Research: Shift Work Sleep Disorder Increases Risk of Auto Crashes, Escalates Costs

Liz Carey

Itasca, IL ( – New research indicates shiftwork, and the problems it causes with sleep, can increase the risk of automobile crashes.

The research out of the University of Missouri – Columbia’s Department of Civil and Environmental Engineering found that employees who work an extended work shift are 2.3 times more likely to report a crash, and 5.9 times more likely to report a near miss.

Those employees over the age of 24 with shiftwork sleep disorder, where shift workers in non-circadian schedules get inadequate amounts of sleep, are 7.5 times more likely to report a crash or near miss incident. The rate is higher as drivers age, the study found.

“The drowsy-driving crashes are particularly high for shift workers due to disruption of their natural sleep pattern,” the study said. “While driving, lack of sleep results in slower reaction time, poor coordination, and less ability to pay attention. In the age of the digitized world and connected world commerce, the share of shift workers in both blue-collar and white-collar jobs is increasing. Thus, shift work is emerging as a critical factor for traffic and occupational safety.

According to the Bureau of Labors Statistics, in 2019, the most recent data available, more than 5,300 workers died on the job – the largest number since 2007. Of those, 2,122 died in transportation incidents – the largest number since 2011. Of the 888,220 nonfatal injuries and illnesses the Bureau recorded in 2019, more than 49,400 were from transportation incidents.

The study, Sleep disorders and risk of traffic crashes: A naturalistic driving study analysis, looked at nearly 19,000 automobile events in six states to determine if people with three different sleep disorders – sleep apnea, insomnia and shiftwork sleep disorder – were more likely to be involved in an automobile incident.

The study found that drivers with shiftwork sleep disorder were three times more likely to have a crash or near crash. Drivers with shiftwork sleep disorder over the age of 65 were nearly 6 times as likely to have a crash or near crash.

“The analysis showed that drivers with sleep apnea and insomnia were 29 percent and 33 percent more likely, respectively, to be involved in a crash or a near-crash,” the study found. “For drivers with insomnia, factors such as age and sleep quality can elevate the associated crash risk. Decrease in sleep quality increases the likelihood of crash or near crash. The study also found that individuals with a sleep disorder are 29 percent more likely to be inattentive while driving as compared to drivers without a sleep disorder.”

According to the BLS, an estimated 16 percent of American workers work a non-daytime schedule, including 6 percent who worked evenings, 4 percent who worked at night and the rest who worked a rotating shift, a split shift, an irregular schedule or some other schedule.

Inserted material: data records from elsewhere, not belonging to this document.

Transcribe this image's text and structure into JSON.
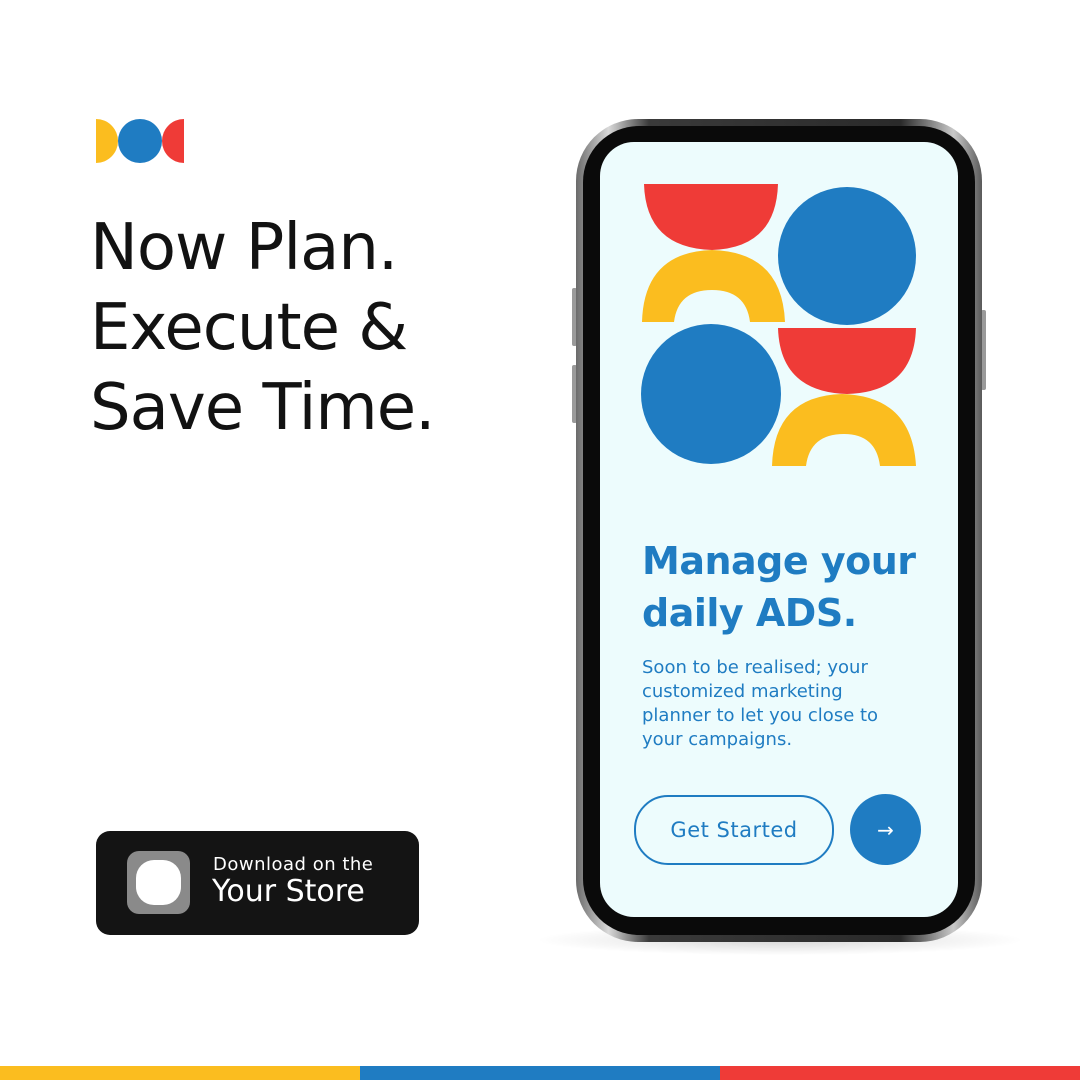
{
  "brand": {
    "logo_icon": "three-shape-logo-icon",
    "colors": {
      "yellow": "#fbbd1f",
      "blue": "#1f7cc2",
      "red": "#ef3b37"
    }
  },
  "headline": {
    "lines": [
      "Now Plan.",
      "Execute &",
      "Save Time."
    ]
  },
  "store_badge": {
    "small_text": "Download on the",
    "big_text": "Your Store",
    "icon": "store-app-icon"
  },
  "phone": {
    "screen": {
      "title_lines": [
        "Manage your",
        "daily ADS."
      ],
      "description_lines": [
        "Soon to be realised; your",
        "customized marketing",
        "planner to let you close to",
        "your campaigns."
      ],
      "primary_button_label": "Get Started",
      "next_button_icon": "arrow-right-icon",
      "next_button_glyph": "→"
    }
  },
  "bottom_bar": {
    "colors": [
      "#fbbd1f",
      "#1f7cc2",
      "#ef3b37"
    ]
  }
}
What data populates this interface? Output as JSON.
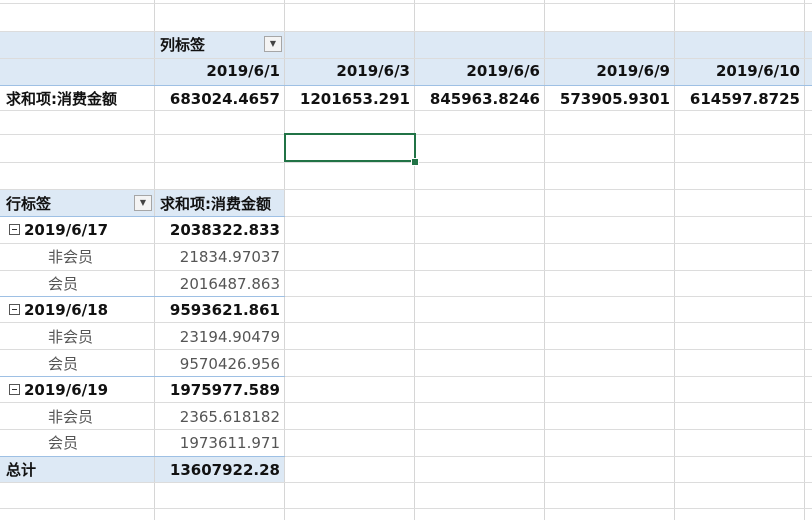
{
  "pivot_top": {
    "column_label": "列标签",
    "columns": [
      "2019/6/1",
      "2019/6/3",
      "2019/6/6",
      "2019/6/9",
      "2019/6/10"
    ],
    "row_label": "求和项:消费金额",
    "values": [
      "683024.4657",
      "1201653.291",
      "845963.8246",
      "573905.9301",
      "614597.8725"
    ]
  },
  "pivot_bottom": {
    "row_label_header": "行标签",
    "value_header": "求和项:消费金额",
    "groups": [
      {
        "date": "2019/6/17",
        "total": "2038322.833",
        "items": [
          {
            "label": "非会员",
            "value": "21834.97037"
          },
          {
            "label": "会员",
            "value": "2016487.863"
          }
        ]
      },
      {
        "date": "2019/6/18",
        "total": "9593621.861",
        "items": [
          {
            "label": "非会员",
            "value": "23194.90479"
          },
          {
            "label": "会员",
            "value": "9570426.956"
          }
        ]
      },
      {
        "date": "2019/6/19",
        "total": "1975977.589",
        "items": [
          {
            "label": "非会员",
            "value": "2365.618182"
          },
          {
            "label": "会员",
            "value": "1973611.971"
          }
        ]
      }
    ],
    "grand_total_label": "总计",
    "grand_total": "13607922.28"
  }
}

Researchers said shift workers should consider resting after finishing their shift before driving home, or using non-driving modes of transportation like taxis, ride-sharing companies and public transit.

The Costs

Jenny Burke, senior director of the impairment practice area with the National Safety Council, said sleep disorders contribute to fatigue, which causes nearly 13 percent of all workplace injuries.

“If you’re not doing anything about sleep disorders, it is costing your company money,” she said.

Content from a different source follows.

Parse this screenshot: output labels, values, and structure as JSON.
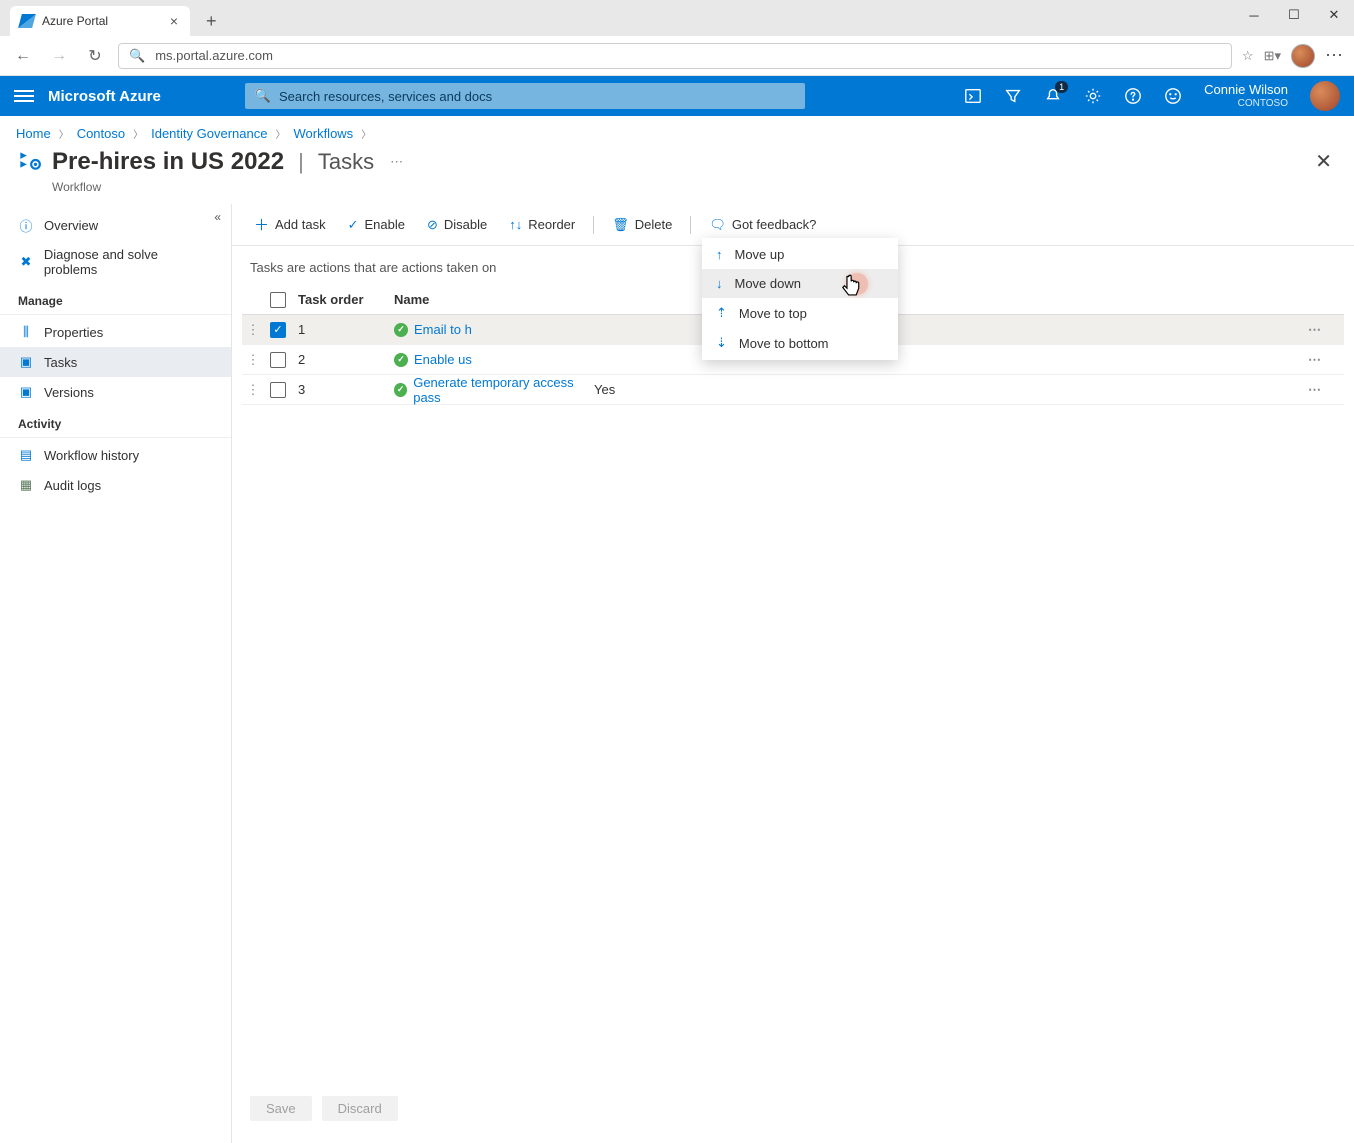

A calculator on the NSC’s web site shows just how much. Factoring in a company’s number of employees, state of residence, number of shifts and main industry, the calculator provides information on how many of a company’s employees likely have a sleep disorder and what it will cost the company each year.

For example, a Kentucky company in the construction industry with 250 employees operating a day, evening and night shift will lose $76,020 in absenteeism, $192,860 in decreased productivity and $137,951 in healthcare costs, according to the calculator. An estimated 31 employees would have sleep apnea and 20 would have insomnia, according to the site.

“Eleven percent of the population suffers from some kind of sleep disorder,” Burke said. “But only 10 percent are addressed.”

Businesses can address the issue by making sure that their health benefits include screening for sleep disorders, she said. Educating employees about the costs fatigue has on the business and on safety is another way to mitigate problems.

The NSC offers a Fatigue tool kit for companies to download to address the issue.

Researchers also suggested the National Transportation Safety Board could establish guidelines for shift workers similar to those established for long haul, commercial drivers, to reduce crashes.